Steve Kirby letter: Time to make a change

Before the current time zone system, every town set its clock by solar noon.

The need for railway schedules to be standardized led to the time zones with which we are now familiar.

For the past few years, the Texas Legislature has considered doing away with the "spring forward/fall back" clock changes associated with Daylight Saving Time, offering Texas voters the choice of either permanent Central Daylight Saving Time, or permanent Central Standard Time.

Texas is too wide to fit in one time zone.
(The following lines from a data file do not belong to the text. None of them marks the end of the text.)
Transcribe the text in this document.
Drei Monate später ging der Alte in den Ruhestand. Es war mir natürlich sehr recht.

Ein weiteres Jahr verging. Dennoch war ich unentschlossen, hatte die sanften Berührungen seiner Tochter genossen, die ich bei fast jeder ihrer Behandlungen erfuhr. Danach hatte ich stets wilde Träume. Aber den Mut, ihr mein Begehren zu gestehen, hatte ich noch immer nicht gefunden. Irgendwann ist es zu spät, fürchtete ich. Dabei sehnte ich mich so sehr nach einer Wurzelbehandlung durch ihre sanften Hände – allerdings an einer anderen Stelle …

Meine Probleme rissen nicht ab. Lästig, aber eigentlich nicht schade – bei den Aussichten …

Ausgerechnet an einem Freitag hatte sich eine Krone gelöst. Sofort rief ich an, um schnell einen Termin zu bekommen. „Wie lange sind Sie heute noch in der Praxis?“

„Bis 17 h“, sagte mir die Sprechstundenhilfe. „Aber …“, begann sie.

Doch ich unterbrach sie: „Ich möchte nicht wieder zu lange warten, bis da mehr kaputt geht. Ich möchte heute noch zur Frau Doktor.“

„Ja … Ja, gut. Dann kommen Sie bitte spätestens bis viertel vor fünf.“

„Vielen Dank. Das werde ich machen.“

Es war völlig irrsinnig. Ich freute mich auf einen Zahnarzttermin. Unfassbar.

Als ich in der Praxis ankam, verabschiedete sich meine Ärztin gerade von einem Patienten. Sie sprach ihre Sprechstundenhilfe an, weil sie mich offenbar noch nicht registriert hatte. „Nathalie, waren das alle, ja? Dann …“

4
In fact, Texas is already split, with El Paso and Hudspeth Counties in the Mountain time zone.

Solar noon in Abilene (the point where the sun is highest in its arc) varies from 12:22:30 CST, to 12:53:11 CST, averaging 12:37:42.3 CST. This mean that Abilene is, on average, 7 minutes 42.3 seconds closer to 1 p.m. than to noon.

Logically, drawing a north-south line just west of Weatherford (average solar noon 12:29:58.5), with points west of that line in permanent Central Daylight Saving Time, and east of that line, in permanent Central Standard Time, would put each half closer to its solar noon.

This split-state time zone practice is not unprecedented. Florida, Tennessee, Kentucky, Indiana, North Dakota, South Dakota, Nevada, Kansas, Idaho, Oregon and, as previously mentioned, Texas, each sit across two time zones.

The whole state need not be bound to one time zone.